Chase Field roof springs open, D-backs offense springs awake to beat Astros
Aug 5, 2020, 10:32 PM | Updated: 11:37 pm
(AP Photo/Matt York)
PHOENIX — Once Chase Field’s top dropped after the third inning Wednesday, the Arizona Diamondbacks jolted to life.
The offensively-challenged D-backs (4-8) trailed the Houston Astros 4-0 as the roof opened. But over the bottom of the fourth inning, the home team ran out 14 batters, scored nine runs and found offensive juice that’s been non-existent through the first 11 games of 2020.

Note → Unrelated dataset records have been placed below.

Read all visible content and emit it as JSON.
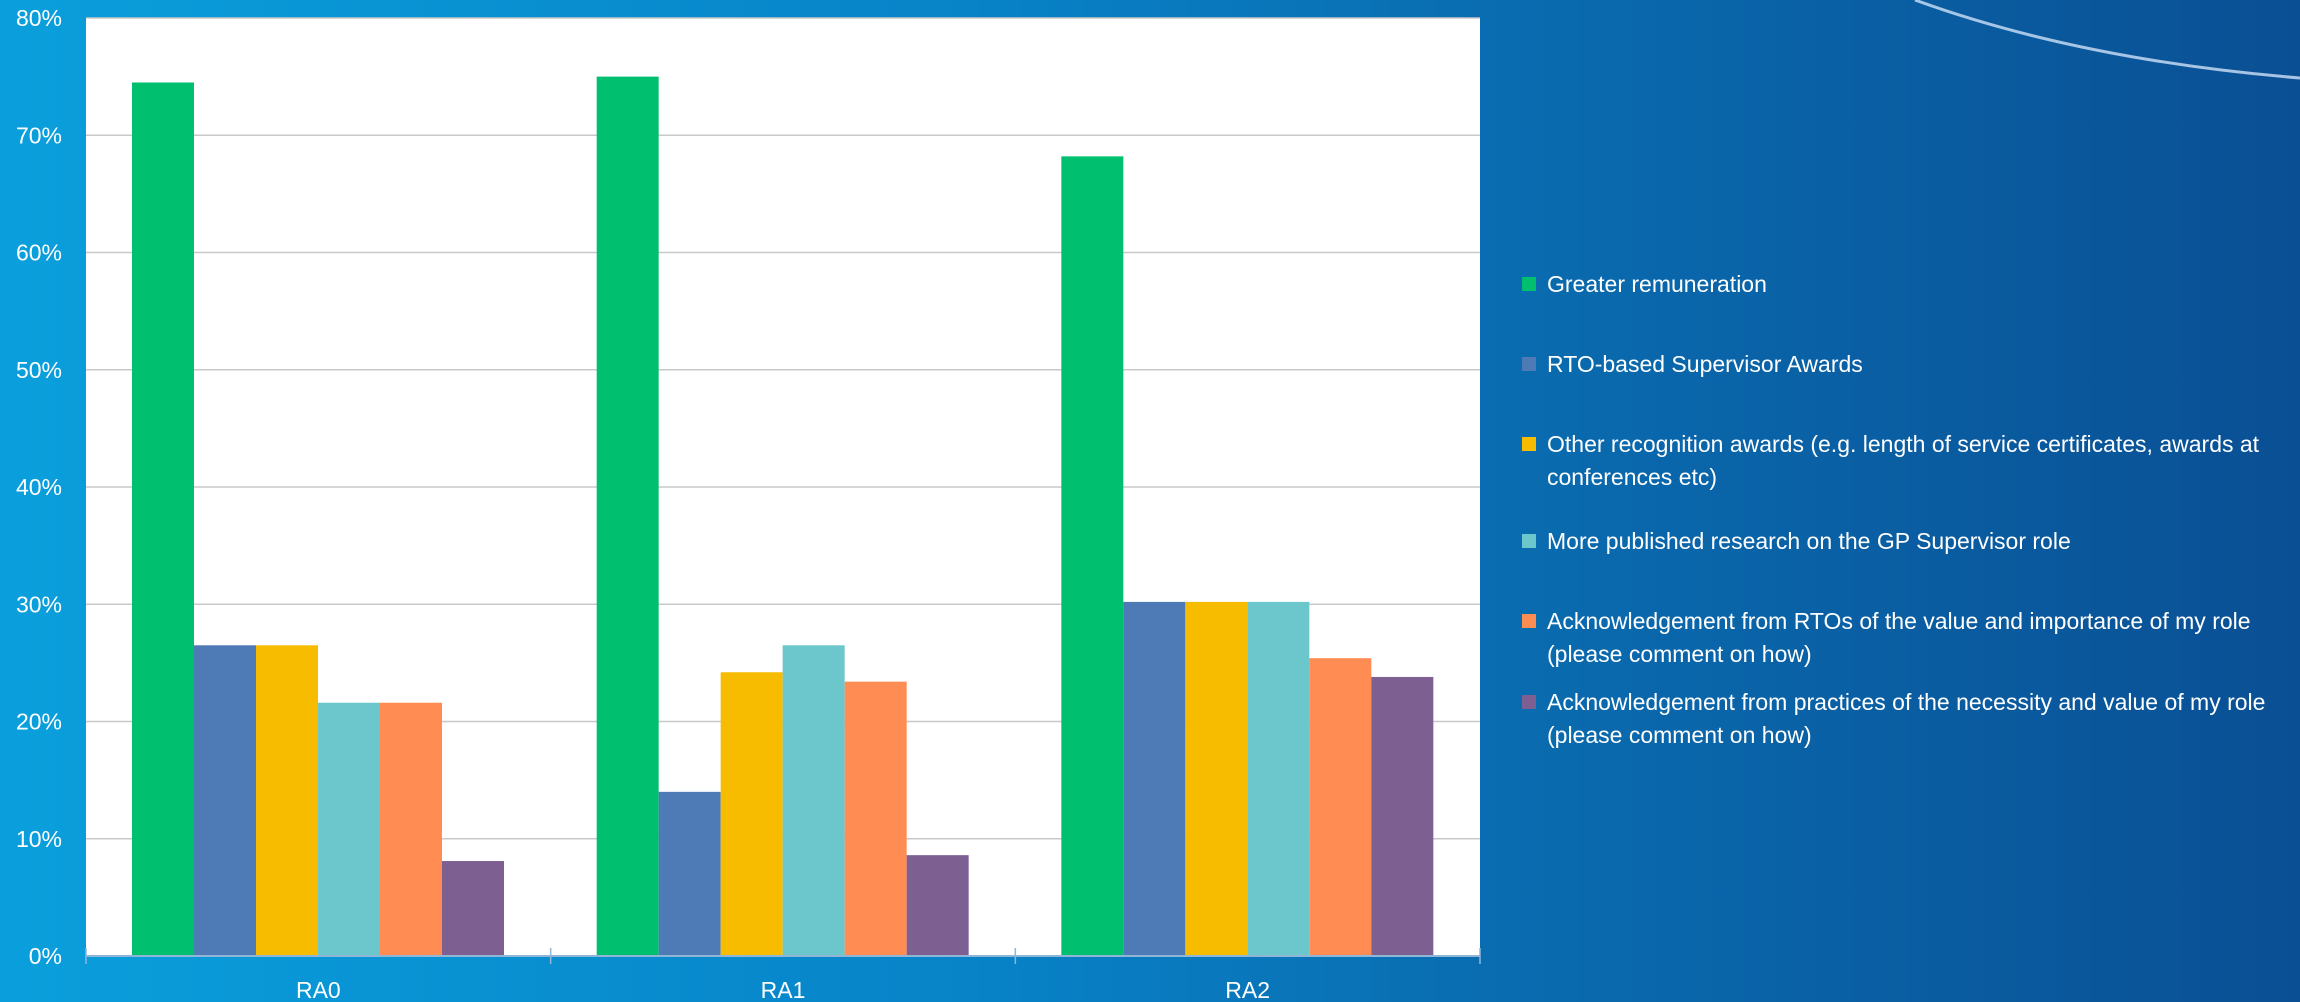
{
  "colors": {
    "background_left": "#0a9fdc",
    "background_right": "#0a4f94",
    "plot_background": "#ffffff",
    "gridline": "#c8c8c8",
    "axis_text": "#ffffff"
  },
  "chart_data": {
    "type": "bar",
    "title": "",
    "xlabel": "",
    "ylabel": "",
    "categories": [
      "RA0",
      "RA1",
      "RA2"
    ],
    "ylim": [
      0,
      80
    ],
    "y_ticks": [
      "0%",
      "10%",
      "20%",
      "30%",
      "40%",
      "50%",
      "60%",
      "70%",
      "80%"
    ],
    "y_unit": "%",
    "grid": true,
    "legend_position": "right",
    "series": [
      {
        "name": "Greater remuneration",
        "color": "#00bf6f",
        "values": [
          74.5,
          75.0,
          68.2
        ]
      },
      {
        "name": "RTO-based Supervisor Awards",
        "color": "#4e7ab5",
        "values": [
          26.5,
          14.0,
          30.2
        ]
      },
      {
        "name": "Other recognition awards (e.g. length of service certificates, awards at conferences etc)",
        "color": "#f7bc00",
        "values": [
          26.5,
          24.2,
          30.2
        ]
      },
      {
        "name": "More published research on the GP Supervisor role",
        "color": "#6cc7cc",
        "values": [
          21.6,
          26.5,
          30.2
        ]
      },
      {
        "name": "Acknowledgement from RTOs of the value and importance of my role (please comment on how)",
        "color": "#ff8c52",
        "values": [
          21.6,
          23.4,
          25.4
        ]
      },
      {
        "name": "Acknowledgement from practices of the necessity and value of my role (please comment on how)",
        "color": "#7d5f92",
        "values": [
          8.1,
          8.6,
          23.8
        ]
      }
    ]
  }
}
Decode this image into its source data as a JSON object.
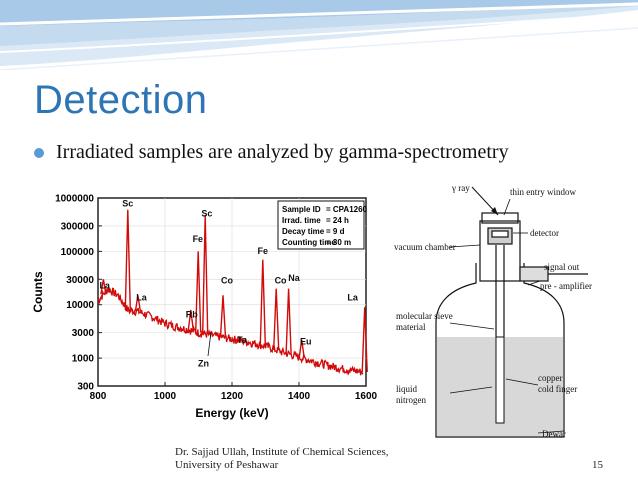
{
  "slide": {
    "title": "Detection",
    "bullet": "Irradiated samples are analyzed by gamma-spectrometry",
    "footer": {
      "line1": "Dr. Sajjad Ullah, Institute of Chemical Sciences,",
      "line2": "University of Peshawar",
      "page": "15"
    },
    "colors": {
      "title": "#2e75b6",
      "bullet": "#5b9bd5",
      "spectrum": "#d10a0a"
    }
  },
  "chart_data": {
    "type": "line",
    "xlabel": "Energy (keV)",
    "ylabel": "Counts",
    "xlim": [
      800,
      1600
    ],
    "ylim": [
      300,
      1000000
    ],
    "yscale": "log",
    "grid": true,
    "xticks": [
      "800",
      "1000",
      "1200",
      "1400",
      "1600"
    ],
    "yticks": [
      {
        "label": "300",
        "value": 300
      },
      {
        "label": "1000",
        "value": 1000
      },
      {
        "label": "3000",
        "value": 3000
      },
      {
        "label": "10000",
        "value": 10000
      },
      {
        "label": "30000",
        "value": 30000
      },
      {
        "label": "100000",
        "value": 100000
      },
      {
        "label": "300000",
        "value": 300000
      },
      {
        "label": "1000000",
        "value": 1000000
      }
    ],
    "info_box": [
      {
        "key": "Sample ID",
        "value": "= CPA1260"
      },
      {
        "key": "Irrad. time",
        "value": "= 24 h"
      },
      {
        "key": "Decay time",
        "value": "= 9 d"
      },
      {
        "key": "Counting time",
        "value": "= 30 m"
      }
    ],
    "background": [
      [
        800,
        12000
      ],
      [
        830,
        20000
      ],
      [
        860,
        15000
      ],
      [
        889,
        8000
      ],
      [
        920,
        7500
      ],
      [
        960,
        6000
      ],
      [
        1000,
        4500
      ],
      [
        1040,
        3800
      ],
      [
        1080,
        3300
      ],
      [
        1100,
        3000
      ],
      [
        1150,
        2600
      ],
      [
        1200,
        2300
      ],
      [
        1250,
        2000
      ],
      [
        1300,
        1700
      ],
      [
        1350,
        1300
      ],
      [
        1400,
        1050
      ],
      [
        1450,
        850
      ],
      [
        1500,
        700
      ],
      [
        1550,
        600
      ],
      [
        1590,
        550
      ]
    ],
    "peaks": [
      {
        "label": "La",
        "energy": 816,
        "counts": 30000
      },
      {
        "label": "Sc",
        "energy": 889,
        "counts": 600000
      },
      {
        "label": "La",
        "energy": 919,
        "counts": 15000
      },
      {
        "label": "Rb",
        "energy": 1077,
        "counts": 8000
      },
      {
        "label": "Fe",
        "energy": 1099,
        "counts": 100000
      },
      {
        "label": "Sc",
        "energy": 1120,
        "counts": 480000
      },
      {
        "label": "Zn",
        "energy": 1115,
        "counts": 3000
      },
      {
        "label": "Co",
        "energy": 1173,
        "counts": 15000
      },
      {
        "label": "Ta",
        "energy": 1221,
        "counts": 2500
      },
      {
        "label": "Fe",
        "energy": 1292,
        "counts": 70000
      },
      {
        "label": "Co",
        "energy": 1332,
        "counts": 20000
      },
      {
        "label": "Na",
        "energy": 1369,
        "counts": 20000
      },
      {
        "label": "Eu",
        "energy": 1408,
        "counts": 2200
      },
      {
        "label": "La",
        "energy": 1596,
        "counts": 9000
      }
    ],
    "peak_labels": [
      {
        "text": "La",
        "energy": 820,
        "counts": 20000
      },
      {
        "text": "Sc",
        "energy": 889,
        "counts": 700000
      },
      {
        "text": "La",
        "energy": 930,
        "counts": 12000
      },
      {
        "text": "Rb",
        "energy": 1080,
        "counts": 5800
      },
      {
        "text": "Fe",
        "energy": 1098,
        "counts": 150000
      },
      {
        "text": "Sc",
        "energy": 1125,
        "counts": 450000
      },
      {
        "text": "Zn",
        "energy": 1115,
        "counts": 700
      },
      {
        "text": "Co",
        "energy": 1185,
        "counts": 25000
      },
      {
        "text": "Ta",
        "energy": 1230,
        "counts": 1900
      },
      {
        "text": "Fe",
        "energy": 1292,
        "counts": 90000
      },
      {
        "text": "Co",
        "energy": 1345,
        "counts": 25000
      },
      {
        "text": "Na",
        "energy": 1385,
        "counts": 28000
      },
      {
        "text": "Eu",
        "energy": 1420,
        "counts": 1800
      },
      {
        "text": "La",
        "energy": 1560,
        "counts": 12000
      }
    ]
  },
  "detector_diagram": {
    "labels": {
      "gamma_ray": "γ ray",
      "thin_entry_window": "thin entry window",
      "detector": "detector",
      "vacuum_chamber": "vacuum chamber",
      "signal_out": "signal out",
      "pre_amplifier": "pre - amplifier",
      "molecular_sieve_1": "molecular sieve",
      "molecular_sieve_2": "material",
      "liquid_1": "liquid",
      "liquid_2": "nitrogen",
      "copper_1": "copper",
      "copper_2": "cold finger",
      "dewar": "Dewar"
    }
  }
}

“I don’t know if it was the roof or not, but as soon as they opened the roof we started hitting,” D-backs outfielder David Peralta said.
By the end of the evening, Arizona had smacked four home runs after hitting two total up to this point in the year. It also posted 16 hits, doubling the previous game high this season.
Now it’s a matter how the Diamondbacks will ultimately define the moment of the roof opening for the first time in a 14-7 win over the Astros. Will it be momentum-changing moment, or a coincidence and outlier?
“This has been the day we’ve all been waiting for and looking for,” manager Torey Lovullo said. “The guys came out and played inspired baseball, as we have, and caught some breaks.”
A day prior, Lovullo replaced the top five batters in his order in the sixth inning, giving them time to digest and move on from what turned out to be an 8-2 loss.
Lovullo wouldn’t call that a benching but a chance for those players to support their teammates and go home from the game already well into resetting for the next day. That, too, could be viewed as a defining moment. Time will tell.
What we do know is the start to Game 2 of the Houston series didn’t look like it’d end with an Arizona victory. For every hard-hit ball by the Astros in the first three innings, there was a dribbling groundout by the Diamondbacks.
Houston kept barreling up Arizona starter Robbie Ray, who allowed seven of the Astros’ nine hitters to register a hard-hit ball through the first two innings.
Then came the roof opening — and a literal breath-taking play by Kole Calhoun in the bottom of the fourth.
Ketel Marte’s single was followed by a screaming Calhoun liner that bounced off the right field corner fence and zoomed along the wall, allowing for his first career inside-the-park home run — Arizona’s 18th in franchise history.
“I kind of put my head down as I was touching first and saw it just shoot toward the pool and was like, ‘Alright, here we go,'” Calhoun said. “Thought it was a stand-up triple all day and (third base coach Tony Perezchica) kept waving and I don’t think I’ve caught my breath since.”
Arizona outfielder Starling Marte followed with a bunt-single, Christian Walker hit a ground-rule double and Eduardo Escobar got hit by a pitch to load the bases — all of this without an out in the inning.
Peralta then smoked a triple into the same right field corner for three more runs, and catcher Stephen Vogt followed with an RBI double. Ketel Marte, Calhoun and Walker all reappeared in the fourth for RBI hits, giving them a multi-hit inning each and putting Arizona ahead, 9-4.
The good news after all that was Ray was through four innings with only 60 pitches thrown. But he didn’t take advantage.
He walked catcher Martin Maldonado to lead things off in the fifth and allowed George Springer to go deep, pulling Houston within 9-6.
Arizona’s starter needed 31 pitches to get out of the fifth inning and called it a night from there.
Nick Ahmed’s two-run homer in the fifth re-insured the D-backs as did a Peralta solo shot in the seventh, making for his fourth career game of four or more RBIs. Escobar hit his first bomb of 2020 for two more runs in the eighth inning.
Lovullo said he’s not in the loop when it comes to deciding on the status of the roof, and perhaps the heat (108 degrees at first pitch) and thin air contributed to the balls flying out of the park. That said:
“I know there were a lot of hard-hit balls that probably would’ve been out of the ballpark no matter what,” Lovullo added.
Arizona’s problems are certainly not solved.
Ray managed 5.0 innings total — the longest he’s lasted in three starts of 2020 — while giving up six earned runs and three home runs.
Pitching coach Matt Herges said the lefty used the last few days to work through a windup change.
“We think he’s getting his arm stuck,” Herges said before the game. “You’ll see it tonight. There’s going to be a glove tap to promote getting his arm going so it’s not stuck here. It adds flow to his delivery.”
Ray, who was not available to reporters after the game Wednesday, has another five days to continue searching for answers.
If the D-backs have any luck, at least they already found answers for an anemic offense. And for once, at least they got the luck.
“It’s just kind of how the whole thing has seemed so far is we’re not getting the ball to bounce our way,” Calhoun said of the season, adding of his homer: “You want to talk about a ball bouncing our way, I mean, that ball bounced literally to center field when it was down in the corner.
“The ball just kept rolling and rolling.”